J Am Acad Orthop Surg Glob Res Rev. 2025 Sep 9;9(9). doi: 10.5435/JAAOSGlobal-D-25-00062. eCollection 2025 Sep 1.
Femoral neck fractures (FNFs) pose a notable challenge in the elderly population, given the high associated mortality rates and costs. The choice between internal fixation (IF) and hip arthroplasty (HA) has long been debated, yet existing guidelines often overlooked the crucial influence of comorbidities. With the increasing number of hip fracture cases globally and the complexity of patient conditions, it is essential to identify the key factors that truly affect surgical outcomes.

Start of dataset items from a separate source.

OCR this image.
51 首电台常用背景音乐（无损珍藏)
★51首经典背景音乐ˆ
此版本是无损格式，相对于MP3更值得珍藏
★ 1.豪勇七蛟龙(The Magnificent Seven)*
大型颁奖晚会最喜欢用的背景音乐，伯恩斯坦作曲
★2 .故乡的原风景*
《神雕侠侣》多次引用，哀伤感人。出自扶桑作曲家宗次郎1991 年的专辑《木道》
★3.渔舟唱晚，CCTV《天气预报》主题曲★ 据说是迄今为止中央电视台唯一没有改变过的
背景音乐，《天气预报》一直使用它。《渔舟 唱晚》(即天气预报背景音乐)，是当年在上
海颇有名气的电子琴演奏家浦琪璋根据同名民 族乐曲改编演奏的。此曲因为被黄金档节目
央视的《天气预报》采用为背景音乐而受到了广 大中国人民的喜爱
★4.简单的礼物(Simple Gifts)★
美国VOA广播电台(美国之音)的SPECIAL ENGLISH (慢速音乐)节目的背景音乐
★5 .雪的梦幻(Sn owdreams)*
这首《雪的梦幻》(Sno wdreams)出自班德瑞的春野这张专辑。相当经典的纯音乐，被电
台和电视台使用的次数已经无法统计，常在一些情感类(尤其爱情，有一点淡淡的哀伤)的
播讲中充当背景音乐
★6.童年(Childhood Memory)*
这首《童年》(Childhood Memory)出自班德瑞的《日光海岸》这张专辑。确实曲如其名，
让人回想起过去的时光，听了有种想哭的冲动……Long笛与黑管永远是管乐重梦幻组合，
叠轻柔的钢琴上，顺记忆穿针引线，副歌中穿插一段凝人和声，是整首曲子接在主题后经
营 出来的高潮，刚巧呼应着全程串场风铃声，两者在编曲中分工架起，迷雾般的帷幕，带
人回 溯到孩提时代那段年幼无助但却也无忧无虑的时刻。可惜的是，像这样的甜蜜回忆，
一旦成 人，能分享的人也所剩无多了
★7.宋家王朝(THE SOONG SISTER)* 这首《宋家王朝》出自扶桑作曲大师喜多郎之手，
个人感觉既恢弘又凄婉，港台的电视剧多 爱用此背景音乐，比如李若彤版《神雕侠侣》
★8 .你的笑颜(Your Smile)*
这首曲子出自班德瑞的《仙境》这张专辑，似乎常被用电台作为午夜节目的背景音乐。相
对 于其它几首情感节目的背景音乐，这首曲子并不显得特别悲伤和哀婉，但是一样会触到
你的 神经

We conducted a large-scale retrospective study across 152 Beijing hospitals, including 25,764 patients aged 60+ years with FNF. After excluding those with severe preexisting conditions, we collected data on patient characteristics and used advanced statistical methods for analysis.
Among the patients, 4568 received IF and 21,196 received HA. IF decreased 1-year mortality in patients with fewer than four comorbidities, whereas HA was more beneficial for those with four or more comorbidities. Mortality predicted by comorbidities was notably lower than that by age and sex (2.379% versus 2.790%, P < 0.001), and age had no marked influence on outcomes.

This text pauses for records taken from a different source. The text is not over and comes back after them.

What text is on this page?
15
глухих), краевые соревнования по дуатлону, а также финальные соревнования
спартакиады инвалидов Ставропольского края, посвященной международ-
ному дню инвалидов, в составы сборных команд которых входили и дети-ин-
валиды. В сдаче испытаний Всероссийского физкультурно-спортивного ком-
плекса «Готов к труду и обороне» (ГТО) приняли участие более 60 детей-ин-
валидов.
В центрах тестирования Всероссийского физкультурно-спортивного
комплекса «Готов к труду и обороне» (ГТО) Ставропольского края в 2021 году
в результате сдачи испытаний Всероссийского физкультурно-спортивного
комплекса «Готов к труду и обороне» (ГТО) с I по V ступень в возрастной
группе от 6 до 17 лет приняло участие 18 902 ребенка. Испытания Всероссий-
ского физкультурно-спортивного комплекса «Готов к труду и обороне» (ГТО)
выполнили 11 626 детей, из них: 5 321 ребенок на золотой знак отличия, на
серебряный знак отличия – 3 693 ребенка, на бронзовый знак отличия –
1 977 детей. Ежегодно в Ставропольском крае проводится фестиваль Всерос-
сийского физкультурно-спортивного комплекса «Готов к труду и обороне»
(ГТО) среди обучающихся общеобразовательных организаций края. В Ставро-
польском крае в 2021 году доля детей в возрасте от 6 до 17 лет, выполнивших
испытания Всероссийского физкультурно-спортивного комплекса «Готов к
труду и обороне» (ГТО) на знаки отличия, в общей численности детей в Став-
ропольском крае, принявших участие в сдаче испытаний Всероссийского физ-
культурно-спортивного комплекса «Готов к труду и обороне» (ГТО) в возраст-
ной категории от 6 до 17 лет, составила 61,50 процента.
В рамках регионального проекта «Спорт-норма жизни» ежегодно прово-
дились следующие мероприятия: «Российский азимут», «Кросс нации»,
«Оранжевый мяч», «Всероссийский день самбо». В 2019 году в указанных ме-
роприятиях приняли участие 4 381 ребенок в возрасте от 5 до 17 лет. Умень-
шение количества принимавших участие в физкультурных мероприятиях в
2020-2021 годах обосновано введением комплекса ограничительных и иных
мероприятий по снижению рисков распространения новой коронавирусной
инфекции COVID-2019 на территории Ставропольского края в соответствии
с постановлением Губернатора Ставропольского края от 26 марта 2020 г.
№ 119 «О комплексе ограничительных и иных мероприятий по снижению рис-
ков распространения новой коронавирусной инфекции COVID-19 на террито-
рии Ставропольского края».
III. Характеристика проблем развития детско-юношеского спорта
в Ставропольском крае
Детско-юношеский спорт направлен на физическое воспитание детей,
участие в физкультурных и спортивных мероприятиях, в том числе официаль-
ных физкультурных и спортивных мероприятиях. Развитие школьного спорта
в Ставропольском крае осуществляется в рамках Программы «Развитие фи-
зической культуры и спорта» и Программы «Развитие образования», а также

In summary, for elderly patients with FNF, comorbidity profile, rather than age or sex, should be the key determinant in surgical choices to reduce all-cause mortality. These findings support the refinement of surgical guidelines and have implications for geriatric care. Future research should focus on enhancing comorbidity assessment in surgical planning.

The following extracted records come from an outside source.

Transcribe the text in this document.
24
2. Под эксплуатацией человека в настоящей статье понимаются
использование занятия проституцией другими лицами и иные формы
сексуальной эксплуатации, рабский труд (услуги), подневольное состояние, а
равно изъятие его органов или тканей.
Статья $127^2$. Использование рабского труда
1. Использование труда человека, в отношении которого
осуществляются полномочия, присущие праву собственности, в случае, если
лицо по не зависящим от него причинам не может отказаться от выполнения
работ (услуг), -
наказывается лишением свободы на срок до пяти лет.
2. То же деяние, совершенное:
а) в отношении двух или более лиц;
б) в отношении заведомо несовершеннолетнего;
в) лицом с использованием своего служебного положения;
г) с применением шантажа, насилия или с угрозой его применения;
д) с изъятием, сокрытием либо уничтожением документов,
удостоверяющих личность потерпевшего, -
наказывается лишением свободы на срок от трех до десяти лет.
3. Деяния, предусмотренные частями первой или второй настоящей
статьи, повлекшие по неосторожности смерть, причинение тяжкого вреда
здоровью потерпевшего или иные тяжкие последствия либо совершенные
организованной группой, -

股骨颈骨折(FNFs)在老年人群中构成了显著挑战,因为其具有较高的相关死亡率和成本。长期以来,内固定(IF)和髋关节置换术(HA)之间的选择一直存在争议,但现有指南往往忽视了合并症的关键影响。随着全球髋部骨折病例数量的增加以及患者病情的复杂性,确定真正影响手术结果的关键因素至关重要。
我们对北京152家医院进行了大规模回顾性研究,纳入了25764例60岁及以上的股骨颈骨折患者。在排除那些有严重基础疾病的患者后,我们收集了患者特征数据,并使用先进的统计方法进行分析。
在这些患者中,4568例接受了内固定,21196例接受了髋关节置换术。内固定降低了合并症少于四种的患者的1年死亡率,而髋关节置换术对合并症四种或更多的患者更有益。合并症预测的死亡率明显低于年龄和性别预测的死亡率(2.379%对2.790%,P<0.001),且年龄对结果没有显著影响。
总之,对于老年股骨颈骨折患者,手术选择的关键决定因素应是合并症情况,而非年龄或性别,以降低全因死亡率。这些发现支持完善手术指南,并对老年护理有启示意义。未来研究应聚焦于在手术规划中加强合并症评估。